The cut to penalty rates will hurt more than half a million Australians, and many of those hurt will be young Australians working in shops, supermarkets and department stores. These are sons and daughters. We have a duty to offer them a better start in life, not a harder one, but we do not seem to be making a good fist of it. Houses are more unaffordable than they have ever been. Reliable and affordable public transport is next to non-existent in regional communities. Education is falling behind internationally. Apprenticeships are in steep decline. Healthcare costs are rising sharply. As for jobs, those that have not been automated are being casualised and contracted out, with exploitation becoming the norm rather than the exception.
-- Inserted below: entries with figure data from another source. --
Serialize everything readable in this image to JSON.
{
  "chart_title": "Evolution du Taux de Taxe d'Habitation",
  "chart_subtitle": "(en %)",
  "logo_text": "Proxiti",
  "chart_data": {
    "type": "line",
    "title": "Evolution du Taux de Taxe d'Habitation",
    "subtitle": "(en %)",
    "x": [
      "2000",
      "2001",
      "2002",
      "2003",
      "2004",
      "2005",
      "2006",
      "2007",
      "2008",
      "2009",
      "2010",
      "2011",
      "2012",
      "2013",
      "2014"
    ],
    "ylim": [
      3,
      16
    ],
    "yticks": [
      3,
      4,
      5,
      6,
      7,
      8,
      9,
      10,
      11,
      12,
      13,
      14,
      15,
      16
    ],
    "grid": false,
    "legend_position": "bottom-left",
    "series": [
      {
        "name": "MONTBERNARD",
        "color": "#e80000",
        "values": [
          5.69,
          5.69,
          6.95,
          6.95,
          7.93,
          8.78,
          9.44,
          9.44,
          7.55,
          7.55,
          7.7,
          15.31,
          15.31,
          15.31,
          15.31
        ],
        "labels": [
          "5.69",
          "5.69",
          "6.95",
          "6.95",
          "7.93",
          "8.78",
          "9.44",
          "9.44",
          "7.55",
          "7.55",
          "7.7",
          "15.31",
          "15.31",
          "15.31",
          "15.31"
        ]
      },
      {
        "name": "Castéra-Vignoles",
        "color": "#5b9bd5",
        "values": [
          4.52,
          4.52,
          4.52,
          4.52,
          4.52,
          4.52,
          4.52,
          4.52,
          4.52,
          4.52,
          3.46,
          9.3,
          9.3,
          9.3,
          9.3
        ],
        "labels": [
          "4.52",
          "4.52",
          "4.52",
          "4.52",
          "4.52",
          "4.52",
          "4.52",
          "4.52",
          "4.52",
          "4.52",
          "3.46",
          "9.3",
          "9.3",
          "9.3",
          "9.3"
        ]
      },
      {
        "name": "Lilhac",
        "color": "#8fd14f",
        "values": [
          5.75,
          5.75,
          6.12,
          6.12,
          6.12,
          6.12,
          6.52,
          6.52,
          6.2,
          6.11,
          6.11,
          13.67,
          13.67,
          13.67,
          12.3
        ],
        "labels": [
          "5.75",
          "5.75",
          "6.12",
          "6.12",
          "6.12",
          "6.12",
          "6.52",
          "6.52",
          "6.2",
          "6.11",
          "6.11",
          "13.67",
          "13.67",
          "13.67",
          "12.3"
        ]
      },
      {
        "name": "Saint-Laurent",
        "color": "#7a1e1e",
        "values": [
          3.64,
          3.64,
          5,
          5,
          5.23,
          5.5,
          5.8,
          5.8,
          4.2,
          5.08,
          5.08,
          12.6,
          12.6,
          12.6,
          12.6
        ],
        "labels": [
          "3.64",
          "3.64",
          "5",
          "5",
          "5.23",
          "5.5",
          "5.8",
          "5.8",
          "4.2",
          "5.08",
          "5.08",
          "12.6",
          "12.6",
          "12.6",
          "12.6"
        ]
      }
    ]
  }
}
And now, for those young people who are in work, many in the retail sector, there will be a cut to penalty rates for working Sundays and public holidays, days that most of us get to take off and spend with family and friends.

There are some in this parliament, and certainly some in the corridors of big business, who seem to believe that a proper wage should not matter to young people, that somehow work for young people is all about gaining experience and character building and that a wage is some sort of bonus. When did we start pretending that being paid is not the primary motivation of being employed? When it comes to pay, young people get a pretty raw deal. The younger you are, the less you earn, even if the work you do is the same as someone over the age of 21.

Let's not forget that in Australia you are not an adult worker until you are 21. You can vote at 18, go to war at 18 and die for your country at 18, but you are not an adult worker until you are 21. A 15-year-old casual retail assistant earns $10.94 an hour. That rises to $17.50 an hour on Sundays and to $24.06 on public holidays. This is a low wage already, yet it is about to go even lower because of the Fair Work Commission's decision to cut Sunday and public holiday penalty rates—a decision backed by those opposite.

Young people between the ages of 15 and 21 do not work just to earn a little pocket money. Many of them work to put food on the family table or to support themselves while studying. That was my own experience. I lived at home with my mum throughout high school, but my 24 hours every weekend at Hungry Jack's for nearly seven years helped my mum, a school cleaner, with groceries and bills. I paid for my own car and my own petrol, my own clothes and, ultimately, my own text books and other university expenses. But, despite all that, I had the luxury of living at home with a mum who cooked and cleaned and did my laundry. Many thousands of other young people are fending for themselves on wages that are already low. They cannot afford $77 a week to be stripped from their weekly pay.

The Conversation reports that as many as 40 per cent of young people rely on penalty rates to survive. The member for Gilmore told her local paper that this decision was a gift because it opened the door for more hours of employment. Can I say to the member for Gilmore that it is not a gift to be told to work 10 hours tomorrow for the same pay that you receive for eight hours today. That is not job creation; it is a pay cut.

The young people of this country deserve better. They deserve respect for the work that they do and the contributions they make and they deserve a fair day's pay for a fair day's work, just like every other Australian worker. This parliament has a chance to stand behind the young people of this country. It can, and it should, vote to pass the amendments to the Fair Work Act that the Leader of the Opposition moved in the House this morning. These are amendments that will protect Australians' pay from being cut.